Ghostly images

By Jay Janner. Austin American-Statesman, Jan. 31, 2008.

I remember the first time I heard the music of Zeitgeist. It was 1986. I was 17 years old, and in a dingy theater in Houston waiting for Los Angeles punk band T.S.O.L. to take the stage. There was a song playing on the PA system that caught my attention. It had a great guitar sound and two singers — a somewhat rough-sounding man and a woman with a sweet voice. The music was fresh and exciting, and it sounded nothing like the band I was waiting to see. I was told the song was “Things Don’t Change” by an Austin band called Zeitgeist.

The next time I was in Austin, I bought a copy of their debut release on cassette at Waterloo Records, and I became a lifelong fan. I played that tape hundreds of times in my first car, and I’ve never stopped listening to them.

On Jan. 23, 1987, I saw them perform at Eastgate Live, a small club in my hometown, Bryan/College Station. The club was nearly empty, and it seemed as if they were playing just for my small group of friends. They gave it their all, and I’ve never forgotten it. I was a senior in high school, with a passion for photography. I brought my Nikon and shot a roll of black-and-white film of the band in action on the dimly lit stage.
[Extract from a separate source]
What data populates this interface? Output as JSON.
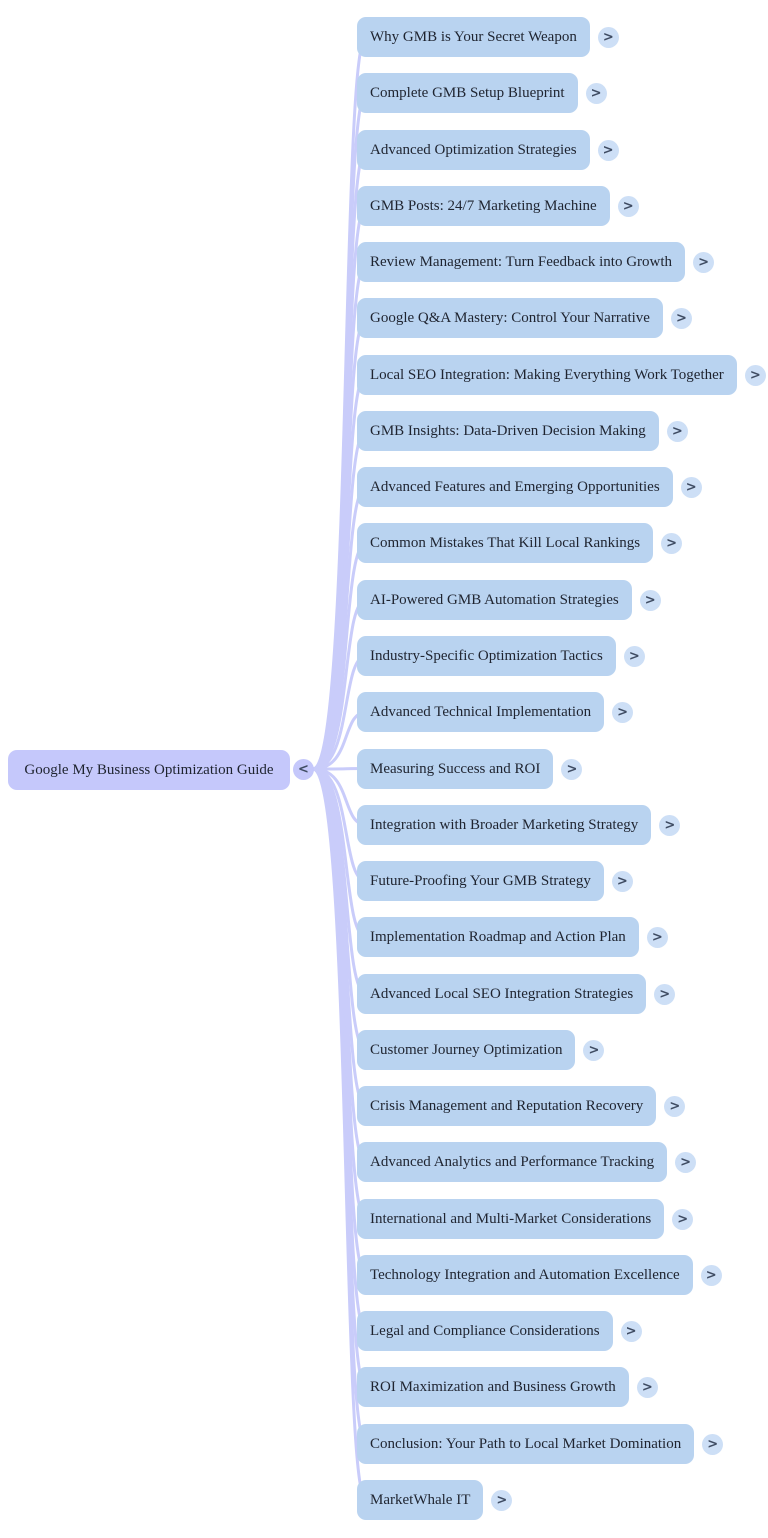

About a year later on April 22, 1988, I saw them again at the same club. By this time they had changed their name to the Reivers and released their second album.

There was a sizable crowd waiting for the band this time. I bought a T-shirt with a Reivers logo that resembled the Texas Rangers logo. The band took the stage and blew us away. I had my camera with me again. It was primitive compared with the 8-frames-per-second high-tech digital cameras that I use today. I was a year further along in my photography studies, and my pictures showed a little improvement in my meager skills. This time I shot a roll and a half of black-and-white film.

The photos I made of Zeitgeist/the Reivers in 1987 and ’88 have never been published. I was a young, inexperienced photography student when I took them. The photos are not great by my standards today, but they mean a lot to me because they capture one of my favorite bands at its peak.